Nantucket Limerick
Today's Nantucket

New and Lighthearted Rhymes for the Times

THERE ONCE WAS A MAN FROM NANTUCKET…

For decades, Yesterday’s Island/Today’s Nantucket (now celebrating our 50th year!) has challenged readers to add to the original Nantucket Limericks. You can read the original series of limericks, here https://yesterdaysisland.com/limerick-challenge/ along with more recent additions.

During the difficult circumstances of the pandemic, we think that people can use a little laughter and creativity, so we challenged our readers to submit new chapters of this Limerick Challenge about life on Nantucket during the pandemic. Here are some of the best that were submitted. We hope you enjoy them as much as we do, and that they make you smile.
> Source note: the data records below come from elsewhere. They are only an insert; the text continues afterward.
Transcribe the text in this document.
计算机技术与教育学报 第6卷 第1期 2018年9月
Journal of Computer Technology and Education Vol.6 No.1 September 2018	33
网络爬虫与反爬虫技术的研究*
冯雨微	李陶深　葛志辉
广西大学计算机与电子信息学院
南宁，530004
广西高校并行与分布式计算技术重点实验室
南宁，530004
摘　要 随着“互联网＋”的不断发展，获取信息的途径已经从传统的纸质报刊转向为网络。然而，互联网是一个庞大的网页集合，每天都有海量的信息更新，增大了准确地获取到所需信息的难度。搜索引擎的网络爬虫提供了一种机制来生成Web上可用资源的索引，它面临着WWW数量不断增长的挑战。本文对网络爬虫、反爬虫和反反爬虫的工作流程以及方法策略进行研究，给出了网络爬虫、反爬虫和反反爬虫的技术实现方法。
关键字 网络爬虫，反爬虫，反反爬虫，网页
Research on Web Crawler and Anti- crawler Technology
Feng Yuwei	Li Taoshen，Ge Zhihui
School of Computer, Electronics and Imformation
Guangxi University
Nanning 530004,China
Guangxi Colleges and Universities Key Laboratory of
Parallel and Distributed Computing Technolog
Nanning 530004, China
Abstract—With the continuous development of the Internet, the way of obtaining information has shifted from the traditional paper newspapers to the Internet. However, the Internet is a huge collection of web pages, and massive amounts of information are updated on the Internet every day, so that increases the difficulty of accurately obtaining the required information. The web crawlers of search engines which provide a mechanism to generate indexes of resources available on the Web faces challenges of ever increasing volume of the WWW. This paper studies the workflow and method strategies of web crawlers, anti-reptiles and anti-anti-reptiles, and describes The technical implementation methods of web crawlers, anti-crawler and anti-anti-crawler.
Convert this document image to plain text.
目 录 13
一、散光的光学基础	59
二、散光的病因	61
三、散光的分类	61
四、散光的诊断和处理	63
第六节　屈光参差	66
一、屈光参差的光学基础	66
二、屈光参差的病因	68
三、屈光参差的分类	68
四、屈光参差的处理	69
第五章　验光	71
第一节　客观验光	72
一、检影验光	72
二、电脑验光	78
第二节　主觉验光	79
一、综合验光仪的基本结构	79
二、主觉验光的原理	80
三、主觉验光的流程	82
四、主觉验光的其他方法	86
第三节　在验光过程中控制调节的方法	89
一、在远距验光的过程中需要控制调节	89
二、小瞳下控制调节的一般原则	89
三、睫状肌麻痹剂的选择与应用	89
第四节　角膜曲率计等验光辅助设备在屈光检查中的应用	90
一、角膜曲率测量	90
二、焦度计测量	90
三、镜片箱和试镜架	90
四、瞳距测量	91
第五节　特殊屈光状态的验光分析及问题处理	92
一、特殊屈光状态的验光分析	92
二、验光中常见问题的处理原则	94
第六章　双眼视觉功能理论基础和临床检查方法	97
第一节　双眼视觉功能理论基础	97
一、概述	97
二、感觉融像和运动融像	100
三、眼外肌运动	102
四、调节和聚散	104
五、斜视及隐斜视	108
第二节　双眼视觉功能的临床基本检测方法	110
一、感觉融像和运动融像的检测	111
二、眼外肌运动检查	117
There once was a man from Nantucket
Who kept all his TP in a bucket.
     When the stores ran out,
     He wandered about
Giving squares to all who would tucket.

There once was a man from Nantucket
Who told the apocalypse it could “Suck it!”
   So he sheltered at home,
     And dared not to roam,
Less he ends up in Hell via hand bucket.
by Michael Alvarez

At home on my self-quarantine
For fear of the Covid-19,
     I’ve finished my chores,
     And now I’m so bored.
It’s only 11:15!
by Mary Longacre

There once was a man from Nantucket
Who’s scallop knife was so sharp he could shuck it.
     When the high tide rolled in,
     And his waders wore thin,
He retreated to the pub and said #$&@ *&.
by Bob Lyons

There once was a woman from Surfside
Who was all out of rice for her stir fry.
     “I’m afraid to go out
     To the store,” she did pout,
She called Faregrounds for delivery curbside.
by C. McConnell

Like everywhere else, in Nantucket
The virus got loose – ran amok, it
      Refused to rescind
      For those standing downwind,
Oh so many not able to duck it.
by Doug Harris

But the fellow we know from Nantucket
Has emptied the cash from his bucket
      And filled it with bleach
      Disinfection to teach –
The way, with a virus, to chuck it.
by Doug Harris

Nantucket’s an island we know
Where plenty of summer folks go.
   But during this spring,
   We’re all sheltering,
So hope not to see them now, though.
by Mary Longacre

They said “stay at home” in Nantucket,
Yet out to the beaches we truck it.
   But I ask your assistance,
   In keeping your distance,
There’s just one roll left, I must pluck it!
by Richard Pykosz

And the rather mysterious “Portly Bard” penned a series of 8 limericks to share:
There once was a man from Nantucket,
Who toted an alcohol bucket.
   So a hand he immersed
   Would no longer be cursed
By COVID done in where he stuck it.

‘Twas a story folks loved to retell
So he built and filled buckets to sell
   And acquired his wealth
   By preserving our health
Doing business as “Alco-Haul Well.”

And that led to hermetically sealed
Sterile wipes to dry hands he had healed,
   That he cleverly made
   So they’d biodegrade,
Which he knew to so many appealed.

It was anchors aweigh as we say
For his profit on opening day.
   When crowds began telling
   The world he was selling
“Nan-Tuck-It-and-Chuck-It-Away!”

But it didn’t end there, he was part
of Nantucket’s historic restart
   When he proved from a barrel
  He could fashion apparel
That would keep us together apart.

Even Paris said “C’est magnifique!”
To the billow of clothing unique
   And the profit so bloated
   At Nantucket’s now noted
“Social Distance Insistence Boutique”.

To his swimwear, reaction ecstatic
Seemed to flow from the liners pneumatic,
   A life-saving design
  For those braving the brine
With a confidence far more emphatic.

So with marketing sense rather smart– 
By appeal to the beach-going heart  —
   With his suits labeled “DareWear,”
   That featured safe “AirWare.”
He had sales going off of the chart.

There once was a man from Nantucket
Who saw covid was on Town docket
   He said to his friends
   Hope this nightmare ends
And we all end up back with “Our Tucket.”
–Sent in by Jennifer Satterfield

During the time of the plague on Nantucket,
Some from America decided to chuck it.
   They sheltered in place
   On this clean wind-swept space,
Wearing Nantucket Red masks to duck it.